Here are some tips and traps that will help your researcher answer your questions faster, with the insights you really want and need.

Allow the research to be your partner by participating in a mini-brainstorming session about what may seem like a simple question:

  • Be as specific as possible with regard to companies or individuals about whom you are asking, including spelling of names
  • Be specific about why you want that particular information: is it to obtain a picture of the competitive marketplace or to find out about media coverage for you or your competitors, or something more focused? This can often give clues as to the best sources for your answer.
  • If possible, tell the researcher what you expect to do with the information: is it for a new business pitch, for event planning, or planning some other program element?
  • Tell the researcher, honestly, when you need the answers and the kind of summary that will be most helpful.

Holding back information can result in wasted time and effort, not to mention wasted costs incurred:

  • Give the researcher as much lead time as possible. While we all realize that last-minute questions do come up, every urgent request moves someone else back a place, and adds stress to the researcher's day. It also gives that person less time to track down every possibility for you.
  • Please tell the researcher what you already know, if you've done any searching already - why re-invent the wheel - and the databases or search engines where you've looked.
  • If searching for media coverage, the researcher needs to know how far back to look and why you believe that is the best time frame.
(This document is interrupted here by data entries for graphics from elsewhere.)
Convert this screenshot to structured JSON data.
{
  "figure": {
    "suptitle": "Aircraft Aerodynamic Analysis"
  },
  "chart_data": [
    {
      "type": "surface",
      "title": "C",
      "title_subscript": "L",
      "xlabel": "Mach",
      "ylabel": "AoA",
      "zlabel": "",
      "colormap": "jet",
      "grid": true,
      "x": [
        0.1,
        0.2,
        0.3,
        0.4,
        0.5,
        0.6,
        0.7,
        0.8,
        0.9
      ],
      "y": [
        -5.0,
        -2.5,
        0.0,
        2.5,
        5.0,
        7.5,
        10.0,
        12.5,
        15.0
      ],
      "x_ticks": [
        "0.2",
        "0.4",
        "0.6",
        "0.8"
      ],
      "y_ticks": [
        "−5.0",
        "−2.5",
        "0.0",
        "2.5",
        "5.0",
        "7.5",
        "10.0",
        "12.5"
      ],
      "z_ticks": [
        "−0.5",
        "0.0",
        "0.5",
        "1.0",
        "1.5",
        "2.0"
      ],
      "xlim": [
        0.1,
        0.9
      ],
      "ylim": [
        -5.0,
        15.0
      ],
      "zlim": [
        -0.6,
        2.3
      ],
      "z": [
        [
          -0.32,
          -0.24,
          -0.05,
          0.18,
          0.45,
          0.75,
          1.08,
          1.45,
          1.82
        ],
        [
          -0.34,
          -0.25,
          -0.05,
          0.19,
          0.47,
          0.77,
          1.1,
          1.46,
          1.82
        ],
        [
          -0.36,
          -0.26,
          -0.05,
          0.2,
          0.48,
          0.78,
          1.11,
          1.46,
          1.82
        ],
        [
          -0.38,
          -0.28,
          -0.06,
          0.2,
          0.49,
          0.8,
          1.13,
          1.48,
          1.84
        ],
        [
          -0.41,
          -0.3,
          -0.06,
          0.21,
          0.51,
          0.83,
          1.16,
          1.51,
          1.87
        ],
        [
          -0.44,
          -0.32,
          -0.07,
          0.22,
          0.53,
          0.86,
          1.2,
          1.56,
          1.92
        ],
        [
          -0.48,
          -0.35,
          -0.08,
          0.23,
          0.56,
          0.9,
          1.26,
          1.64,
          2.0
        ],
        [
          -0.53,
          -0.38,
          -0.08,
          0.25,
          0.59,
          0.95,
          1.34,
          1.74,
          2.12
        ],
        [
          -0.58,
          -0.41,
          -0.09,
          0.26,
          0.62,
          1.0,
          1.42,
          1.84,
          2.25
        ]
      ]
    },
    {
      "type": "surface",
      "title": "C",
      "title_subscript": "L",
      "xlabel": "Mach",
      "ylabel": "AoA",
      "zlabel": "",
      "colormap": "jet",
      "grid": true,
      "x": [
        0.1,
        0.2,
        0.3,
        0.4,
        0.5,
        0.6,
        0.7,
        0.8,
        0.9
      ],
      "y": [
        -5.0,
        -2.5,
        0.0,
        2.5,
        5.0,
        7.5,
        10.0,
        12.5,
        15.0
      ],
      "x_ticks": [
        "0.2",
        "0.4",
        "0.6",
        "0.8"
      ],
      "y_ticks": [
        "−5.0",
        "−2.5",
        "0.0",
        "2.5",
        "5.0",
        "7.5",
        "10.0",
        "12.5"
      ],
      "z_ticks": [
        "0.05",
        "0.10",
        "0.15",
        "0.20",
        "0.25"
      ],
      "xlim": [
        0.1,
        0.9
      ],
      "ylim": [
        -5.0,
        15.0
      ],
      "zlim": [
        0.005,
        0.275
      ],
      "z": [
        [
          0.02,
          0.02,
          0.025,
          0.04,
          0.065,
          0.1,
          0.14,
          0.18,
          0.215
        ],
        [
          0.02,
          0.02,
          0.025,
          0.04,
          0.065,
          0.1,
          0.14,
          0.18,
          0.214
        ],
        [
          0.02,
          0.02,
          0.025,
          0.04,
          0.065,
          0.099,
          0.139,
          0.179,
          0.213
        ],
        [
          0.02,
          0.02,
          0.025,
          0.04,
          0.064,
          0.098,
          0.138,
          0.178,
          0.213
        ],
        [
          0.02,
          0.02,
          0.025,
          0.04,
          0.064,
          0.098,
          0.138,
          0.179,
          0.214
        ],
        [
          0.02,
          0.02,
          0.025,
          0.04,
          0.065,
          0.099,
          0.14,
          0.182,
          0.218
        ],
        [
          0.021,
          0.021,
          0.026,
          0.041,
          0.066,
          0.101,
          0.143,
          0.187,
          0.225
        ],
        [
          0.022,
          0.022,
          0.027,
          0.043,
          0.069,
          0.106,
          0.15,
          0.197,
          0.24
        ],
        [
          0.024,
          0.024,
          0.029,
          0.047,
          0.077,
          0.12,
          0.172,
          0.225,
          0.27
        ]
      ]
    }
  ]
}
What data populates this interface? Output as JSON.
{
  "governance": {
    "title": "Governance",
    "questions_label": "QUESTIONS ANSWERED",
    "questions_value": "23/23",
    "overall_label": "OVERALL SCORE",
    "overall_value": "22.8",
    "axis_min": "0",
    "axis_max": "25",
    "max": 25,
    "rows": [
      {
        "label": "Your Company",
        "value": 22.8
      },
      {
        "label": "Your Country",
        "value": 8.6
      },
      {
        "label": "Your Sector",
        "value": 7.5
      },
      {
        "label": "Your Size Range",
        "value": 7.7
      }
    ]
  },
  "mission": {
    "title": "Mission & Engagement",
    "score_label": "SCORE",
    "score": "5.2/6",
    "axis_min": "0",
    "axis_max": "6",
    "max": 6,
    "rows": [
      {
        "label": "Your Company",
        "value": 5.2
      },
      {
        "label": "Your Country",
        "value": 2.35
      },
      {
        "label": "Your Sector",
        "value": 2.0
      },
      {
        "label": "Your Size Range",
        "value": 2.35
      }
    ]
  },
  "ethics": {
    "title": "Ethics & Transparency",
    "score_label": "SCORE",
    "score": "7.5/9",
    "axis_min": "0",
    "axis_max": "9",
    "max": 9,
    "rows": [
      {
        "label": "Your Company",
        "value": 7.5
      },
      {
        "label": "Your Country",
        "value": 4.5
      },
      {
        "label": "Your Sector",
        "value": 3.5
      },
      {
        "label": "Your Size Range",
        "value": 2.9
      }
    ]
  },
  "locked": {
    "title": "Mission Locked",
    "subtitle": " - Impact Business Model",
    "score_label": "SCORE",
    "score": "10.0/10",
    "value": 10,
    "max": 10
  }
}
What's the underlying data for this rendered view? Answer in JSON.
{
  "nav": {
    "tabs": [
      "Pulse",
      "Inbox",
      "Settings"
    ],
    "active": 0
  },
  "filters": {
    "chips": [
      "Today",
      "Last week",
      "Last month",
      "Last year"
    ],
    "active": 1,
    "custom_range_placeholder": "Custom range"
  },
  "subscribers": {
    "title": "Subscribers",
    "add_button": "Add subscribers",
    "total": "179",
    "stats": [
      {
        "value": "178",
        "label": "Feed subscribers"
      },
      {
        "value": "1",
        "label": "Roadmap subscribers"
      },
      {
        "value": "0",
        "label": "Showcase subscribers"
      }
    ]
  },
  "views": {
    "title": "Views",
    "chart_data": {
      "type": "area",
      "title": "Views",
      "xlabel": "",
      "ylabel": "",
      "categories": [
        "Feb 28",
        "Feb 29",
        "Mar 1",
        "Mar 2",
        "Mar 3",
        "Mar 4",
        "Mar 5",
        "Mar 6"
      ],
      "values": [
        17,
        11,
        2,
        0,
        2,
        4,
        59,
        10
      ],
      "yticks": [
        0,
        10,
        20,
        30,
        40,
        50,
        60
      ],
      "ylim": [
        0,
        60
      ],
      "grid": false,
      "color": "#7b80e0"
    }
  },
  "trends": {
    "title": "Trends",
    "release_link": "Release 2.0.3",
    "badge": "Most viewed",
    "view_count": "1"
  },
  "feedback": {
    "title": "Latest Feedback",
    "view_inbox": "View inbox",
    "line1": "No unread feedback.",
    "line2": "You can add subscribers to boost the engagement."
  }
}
Here are a couple of examples of how these kinds of searches have helped gain new business and expand business with clients:

  • Looking for celebrities: We needed to recommend a spokesperson to Heinz; someone who represents youth and fun, but not a Roseann Barr type. Finally, we identified Kathy Griffin, who now appears on, a special site established by Heinz to promote a new cap for its ketchup. Second, we wanted to recommend a celebrity speaker who has suffered from cardio-vascular disease for a pitch to Wyeth-Ayerst. This resulted in winning the pitch.
  • Sometimes consumer purchase or usage information is helpful - even in a B2B situation - though it is often hard to get because most of those data are proprietary and therefore, unpublished. We have recently found data on participation in auto racing by Hispanics and the proportion of people in the largest US cities who spend a lot on apparel. Other subjects include computer monitors, drinkers of herb tea, and auto purchasers.

Following these guidelines will produce a cooperative, consultative process which will yield good results for you.